Figure 1.

Stimulation of CD28 by SEB induces the secretion of pro-inflammatory cytokines and chemokines in the absence of MHC class II molecules. (A, B) CH7C17 Jurkat cells expressing human CD28WT were stimulated for the indicated times with murine L cells (Dap3) or Dap3 expressing human B7.1/CD80 (Dap3/B7) in the presence or absence of different doses of SEB. IL-8 (A) and IL-2 (B) levels in culture supernatant were measured by ELISA. Data show the mean ± SEM of one out of three independent experiments. Statistical significance was calculated by 2-way ANOVA test. (C–F) CD28WT cells were stimulated for 24 hours with Dap3/B7 in the absence or presence of 1 μg ml^-1 SEB. (C) IL-8 (n = 11), (D) IL-2 (n = 11), (E) TNF (n = 10), (F) IL-6, IL-17A and IFN-γ (n = 3) levels in culture supernatant were measured by ELISA. Data show the mean ± SEM and statistical significance was calculated by Student’s t test.

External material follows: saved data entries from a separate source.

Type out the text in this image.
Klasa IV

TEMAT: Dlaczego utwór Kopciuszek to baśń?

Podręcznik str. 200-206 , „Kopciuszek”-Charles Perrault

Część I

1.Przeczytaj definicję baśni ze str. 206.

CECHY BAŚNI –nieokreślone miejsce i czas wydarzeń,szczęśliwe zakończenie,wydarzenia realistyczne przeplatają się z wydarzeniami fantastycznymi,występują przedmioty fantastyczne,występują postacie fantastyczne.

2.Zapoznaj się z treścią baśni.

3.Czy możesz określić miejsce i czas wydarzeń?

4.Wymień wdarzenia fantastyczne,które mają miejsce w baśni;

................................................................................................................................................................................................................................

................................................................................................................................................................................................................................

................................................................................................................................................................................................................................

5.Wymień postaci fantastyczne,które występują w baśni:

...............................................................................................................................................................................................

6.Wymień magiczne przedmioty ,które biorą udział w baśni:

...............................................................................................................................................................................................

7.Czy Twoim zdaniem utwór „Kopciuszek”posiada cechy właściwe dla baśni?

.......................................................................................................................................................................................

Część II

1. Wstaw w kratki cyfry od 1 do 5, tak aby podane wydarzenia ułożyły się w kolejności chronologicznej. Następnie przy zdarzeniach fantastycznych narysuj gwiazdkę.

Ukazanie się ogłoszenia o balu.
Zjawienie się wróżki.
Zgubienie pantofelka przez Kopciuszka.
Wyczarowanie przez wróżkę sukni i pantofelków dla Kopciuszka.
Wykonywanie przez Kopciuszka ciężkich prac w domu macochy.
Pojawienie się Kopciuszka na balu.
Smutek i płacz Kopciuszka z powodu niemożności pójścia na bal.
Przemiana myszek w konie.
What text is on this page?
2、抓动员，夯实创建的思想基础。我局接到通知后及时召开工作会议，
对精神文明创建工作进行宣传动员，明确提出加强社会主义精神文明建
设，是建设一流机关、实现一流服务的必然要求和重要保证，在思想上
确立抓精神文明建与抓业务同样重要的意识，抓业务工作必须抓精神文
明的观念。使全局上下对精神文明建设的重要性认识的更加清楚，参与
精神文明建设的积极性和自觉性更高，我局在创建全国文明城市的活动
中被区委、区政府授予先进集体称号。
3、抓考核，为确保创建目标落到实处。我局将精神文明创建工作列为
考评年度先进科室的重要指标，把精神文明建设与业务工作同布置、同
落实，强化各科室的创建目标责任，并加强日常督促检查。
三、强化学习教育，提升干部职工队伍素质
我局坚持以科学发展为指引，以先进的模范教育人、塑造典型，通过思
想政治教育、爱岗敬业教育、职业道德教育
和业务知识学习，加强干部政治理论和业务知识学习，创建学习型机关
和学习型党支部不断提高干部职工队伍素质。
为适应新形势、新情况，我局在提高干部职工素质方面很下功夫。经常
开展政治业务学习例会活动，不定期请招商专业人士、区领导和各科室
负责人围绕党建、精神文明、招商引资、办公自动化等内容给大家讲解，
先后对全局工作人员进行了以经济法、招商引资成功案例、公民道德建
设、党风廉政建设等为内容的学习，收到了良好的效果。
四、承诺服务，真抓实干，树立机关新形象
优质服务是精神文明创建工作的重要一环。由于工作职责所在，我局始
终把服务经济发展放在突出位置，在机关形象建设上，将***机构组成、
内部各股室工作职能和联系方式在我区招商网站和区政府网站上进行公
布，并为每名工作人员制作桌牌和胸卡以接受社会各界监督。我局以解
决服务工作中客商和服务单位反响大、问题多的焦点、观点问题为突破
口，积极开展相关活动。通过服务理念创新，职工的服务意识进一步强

Means values: IL-8, medium (med) = 1.7 pg ml^-1, B7 = 76 pg ml^-1, B7 SEB = 2767 pg ml^-1; IL-2, med = 0 pg ml^-1, B7 = 0.6 pg ml^-1, B7 SEB = 454.4 pg ml^-1; TNF, med = 4.1 pg ml^-1; B7 = 3.3 pg ml^-1, B7 SEB = 321.6 pg ml^-1; IL-6, med = 0 pg ml^-1, B7 = 0 pg ml^-1, B7 SEB = 0 pg ml^-1; IL-17A, med = 0 pg ml^-1, B7 = 0 pg ml^-1, B7 SEB = 0 pg ml^-1; IFN-γ, med = 0 pg ml^-1, B7 = 0 pg ml^-1, B7 SEB = 16.5 pg ml^-1. (***) p < 0.001, (****) p < 0.0001, NS, not significant.